Lo scorso 23 gennaio il Gip Bruno Perla aveva emesso 29 ordinanze di custodia cautelare che andavano a smantellare un’organizzazione che, secondo la Dda bolognese, faceva profitti con il gioco illegale on-line e con le slot manomesse. Erano 150 gli indagati e al vertice, per gli inquirenti, c’era proprio Femia, residente da anni nel Ravennate.    Il giudice allora non aveva però confermato l’associazione a delinquere di tipo mafioso, derubricandola in associazione a delinquere semplice. Per questo la Procura aveva fatto ricorso.
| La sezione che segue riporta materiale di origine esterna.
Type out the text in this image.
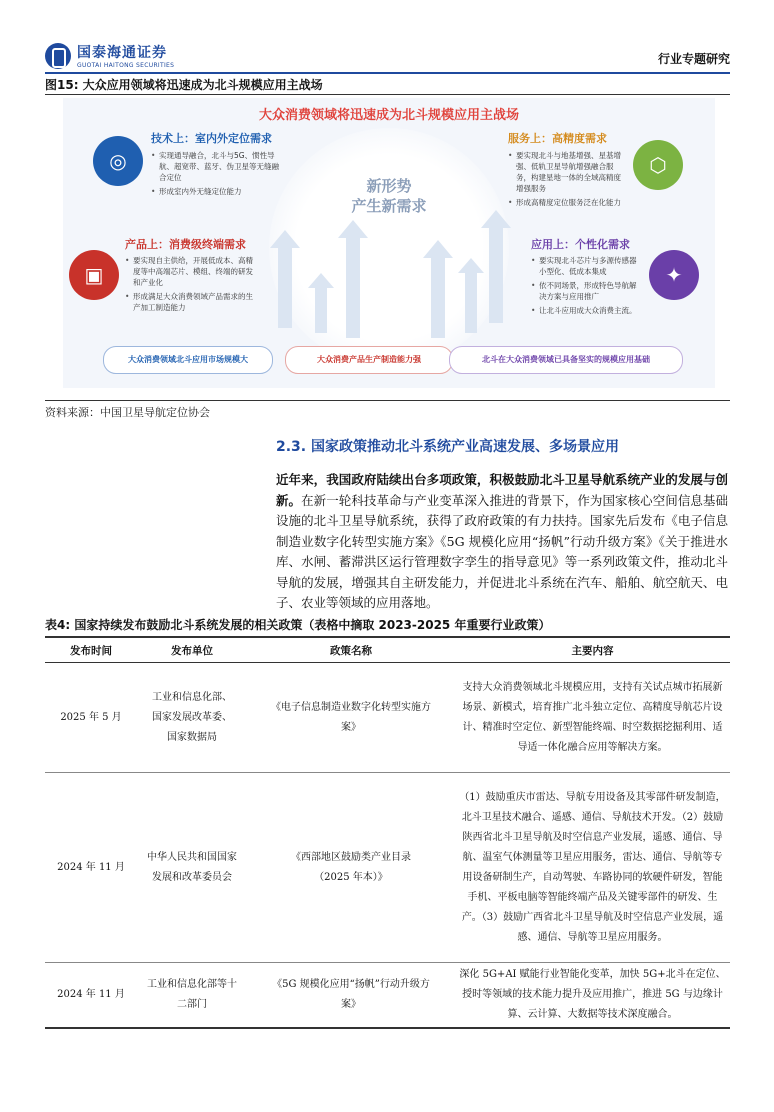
国泰海通证券
GUOTAI HAITONG SECURITIES	行业专题研究
图15: 大众应用领域将迅速成为北斗规模应用主战场
大众消费领域将迅速成为北斗规模应用主战场
新形势
产生新需求
◎
技术上：室内外定位需求
• 实现通导融合，北斗与5G、惯性导航、超宽带、蓝牙、伪卫星等无缝融合定位
• 形成室内外无缝定位能力
⬡
服务上：高精度需求
• 要实现北斗与地基增强、星基增强、低轨卫星导航增强融合服务，构建星地一体的全域高精度增强服务
• 形成高精度定位服务泛在化能力
▣
产品上：消费级终端需求
• 要实现自主供给，开展低成本、高精度等中高端芯片、模组、终端的研发和产业化
• 形成满足大众消费领域产品需求的生产加工制造能力
✦
应用上：个性化需求
• 要实现北斗芯片与多源传感器小型化、低成本集成
• 依不同场景，形成特色导航解决方案与应用推广
• 让北斗应用成大众消费主流。
大众消费领域北斗应用市场规模大	大众消费产品生产制造能力强	北斗在大众消费领域已具备坚实的规模应用基础
资料来源：中国卫星导航定位协会
2.3. 国家政策推动北斗系统产业高速发展、多场景应用

近年来，我国政府陆续出台多项政策，积极鼓励北斗卫星导航系统产业的发展与创新。在新一轮科技革命与产业变革深入推进的背景下，作为国家核心空间信息基础设施的北斗卫星导航系统，获得了政府政策的有力扶持。国家先后发布《电子信息制造业数字化转型实施方案》《5G 规模化应用“扬帆”行动升级方案》《关于推进水库、水闸、蓄滞洪区运行管理数字孪生的指导意见》等一系列政策文件，推动北斗导航的发展，增强其自主研发能力，并促进北斗系统在汽车、船舶、航空航天、电子、农业等领域的应用落地。

表4: 国家持续发布鼓励北斗系统发展的相关政策（表格中摘取 2023-2025 年重要行业政策）
发布时间	发布单位	政策名称	主要内容
2025 年 5 月	工业和信息化部、国家发展改革委、国家数据局	《电子信息制造业数字化转型实施方案》	支持大众消费领域北斗规模应用，支持有关试点城市拓展新场景、新模式，培育推广北斗独立定位、高精度导航芯片设计、精准时空定位、新型智能终端、时空数据挖掘利用、适导适一体化融合应用等解决方案。
2024 年 11 月	中华人民共和国国家发展和改革委员会	《西部地区鼓励类产业目录（2025 年本）》	（1）鼓励重庆市雷达、导航专用设备及其零部件研发制造，北斗卫星技术融合、遥感、通信、导航技术开发。（2）鼓励陕西省北斗卫星导航及时空信息产业发展，遥感、通信、导航、温室气体测量等卫星应用服务，雷达、通信、导航等专用设备研制生产，自动驾驶、车路协同的软硬件研发，智能手机、平板电脑等智能终端产品及关键零部件的研发、生产。（3）鼓励广西省北斗卫星导航及时空信息产业发展，遥感、通信、导航等卫星应用服务。
2024 年 11 月	工业和信息化部等十二部门	《5G 规模化应用“扬帆”行动升级方案》	深化 5G+AI 赋能行业智能化变革，加快 5G+北斗在定位、授时等领域的技术能力提升及应用推广，推进 5G 与边缘计算、云计算、大数据等技术深度融合。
Tra le posizioni oggetto della discussione oltre a quella di Femia (detenuto a Piacenza), quella dei figli Nicola Rocco e Guendalina (rispettivamente ora in carcere e ai domiciliari, difesi dall’avvocato Matteo Murgo) e quella di Torello. 

Ora il Riesame, come già il gip, ha riconosciuto per alcuni reati l’aggravante secondo cui gli indagati hanno usato metodi mafiosi, ma al contrario di quanto chiesto dalla Procura non ha riconosciuto la sussistenza di una autonoma struttura mafiosa. «Dopo una attenta lettura delle motivazioni – ha detto il procuratore aggiunto Valter Giovannini, delegato ai rapporti con la stampa – valuteremo se ricorrere in Cassazione».